Dans la vie de tous les jours il y a beaucoup d’événements que nous ne comprenons pas. En fait, chaque histoire a un début et une fin. Le souci c’est que nous arrivons au milieu de l’histoire et que nous posons plein de questions pensant avoir tous les tenants et les aboutissants, alors que nous sommes au milieu et qu’il nous manque le début et la fin. Pourquoi untel n’a pas d’enfants, pourquoi celui-là est malade, pourquoi ce tremblement de terre etc.
L’exemple du Hafetz Haïm est connu. Il comparait cela à un voyageur qui arrive dans une ville. Le Chabbat il va à la Choule et pendant Kriat HaTorah il ne comprend pas l’ordre dans lequel le Chamach fait monter les gens à la Torah, apparemment il n’y a pas de logique. A la fin de l’office il va le trouver et lui demande des explications. Le Chamach ne se vexe pas et lui explique gentiment : « Ceux qui étaient à gauche sont déjà montés la semaine dernière car il y a eu un mariage dans leur famille. Ceux du fond ont eu une Bar Mitsva il y a deux semaines. Les gens qui étaient à droite ont eu une Brit Mila il n’y a pas si longtemps. Aujourd’hui j’ai donc fait monter toutes les personnes qui n’étaient pas associées à ces joies et qui n’étaient pas encore montées. »
De même, nous nous demandons parfois pourquoi celui-là est riche et l’autre pauvre. Mais nous ne regardons l’Histoire qu’à travers le prisme de nos quelques années passées sur terre. Chaque Néshama reçoit aujourd’hui par rapport à ce qu’elle à vécue dans les Guilgoulim précédents. Et en fin de comptes, quand cette grande histoire qu’est le monde sera finie, nous verrons que tout est juste et que personne n’a été lésé.

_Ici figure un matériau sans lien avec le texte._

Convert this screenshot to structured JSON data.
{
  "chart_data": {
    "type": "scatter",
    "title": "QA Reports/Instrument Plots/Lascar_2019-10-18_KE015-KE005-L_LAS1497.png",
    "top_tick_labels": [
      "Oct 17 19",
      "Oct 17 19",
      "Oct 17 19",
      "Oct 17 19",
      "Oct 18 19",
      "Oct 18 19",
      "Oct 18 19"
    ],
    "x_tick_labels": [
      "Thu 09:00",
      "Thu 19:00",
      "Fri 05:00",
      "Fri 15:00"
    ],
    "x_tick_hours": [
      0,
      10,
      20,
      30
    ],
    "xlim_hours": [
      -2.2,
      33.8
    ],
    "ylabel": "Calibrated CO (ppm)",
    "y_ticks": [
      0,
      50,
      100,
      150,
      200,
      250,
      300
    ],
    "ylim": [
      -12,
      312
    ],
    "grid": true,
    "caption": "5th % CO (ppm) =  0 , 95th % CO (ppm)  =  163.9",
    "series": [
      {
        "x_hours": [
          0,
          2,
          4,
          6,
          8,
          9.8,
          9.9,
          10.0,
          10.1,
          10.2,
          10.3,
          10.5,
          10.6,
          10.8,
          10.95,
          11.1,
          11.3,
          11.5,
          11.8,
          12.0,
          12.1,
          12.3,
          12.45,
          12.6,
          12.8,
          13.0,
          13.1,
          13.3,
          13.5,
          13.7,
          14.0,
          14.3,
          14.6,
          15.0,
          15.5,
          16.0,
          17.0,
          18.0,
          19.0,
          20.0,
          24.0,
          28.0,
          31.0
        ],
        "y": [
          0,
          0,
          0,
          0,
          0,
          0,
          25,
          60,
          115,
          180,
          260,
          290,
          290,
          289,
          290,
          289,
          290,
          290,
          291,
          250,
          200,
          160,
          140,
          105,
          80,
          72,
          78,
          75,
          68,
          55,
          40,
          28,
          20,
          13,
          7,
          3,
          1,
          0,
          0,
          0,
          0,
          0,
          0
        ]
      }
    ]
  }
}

C’est un peu comme celui qui se tient devant une porte fermée. Il voudrait savoir ce qu’il y a dans la pièce derrière cette porte. Alors il regarde par le trou de la serrure et il voit une table, une chaise, un canapé, etc. Malgré ses efforts il n’arrive pas à voir ce qu’il y a sur les côtés de la pièce. Alors il suppute. Il se dit que certainement il y a des tableaux aux murs, une autre porte qui mène à une autre pièce où il y a un grand feu de cheminé etc. Comme il ne voit pas il est bien obligé d’imaginer. Mais ses spéculations sont certainement fausses.

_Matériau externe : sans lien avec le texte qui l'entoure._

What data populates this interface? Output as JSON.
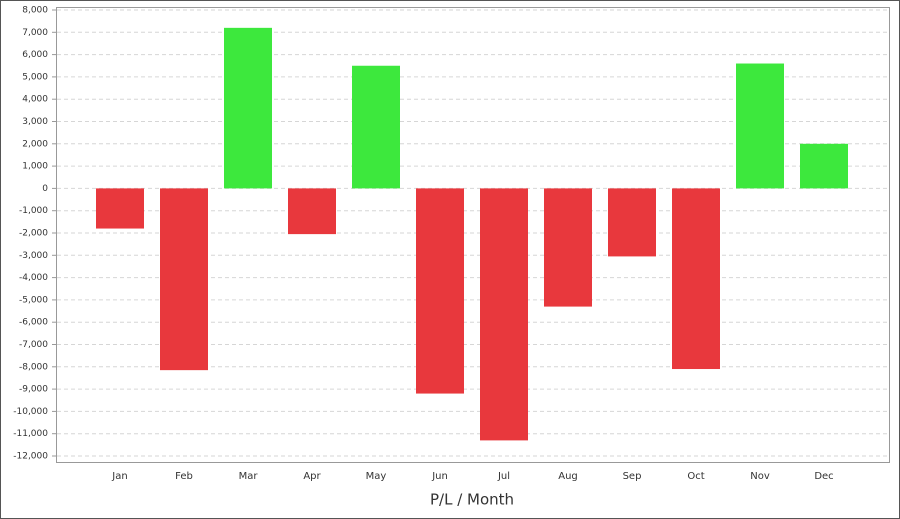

Dans notre vie nous ne comprenons pas tout. Nous nous posons de multiples questions. Nous devrions apprendre de nos Patriarches la patience. Hachem avait promis à Avraham un fils qui sera son héritier. Quand ce fils naît enfin, Il lui demande de le sacrifier. Avraham a sûrement eu tout un tas de questions à ce moment-là sur le comportement divin, mais il n’a rien dit et en serviteur fidèle il est allé faire la Akédat Itsrak.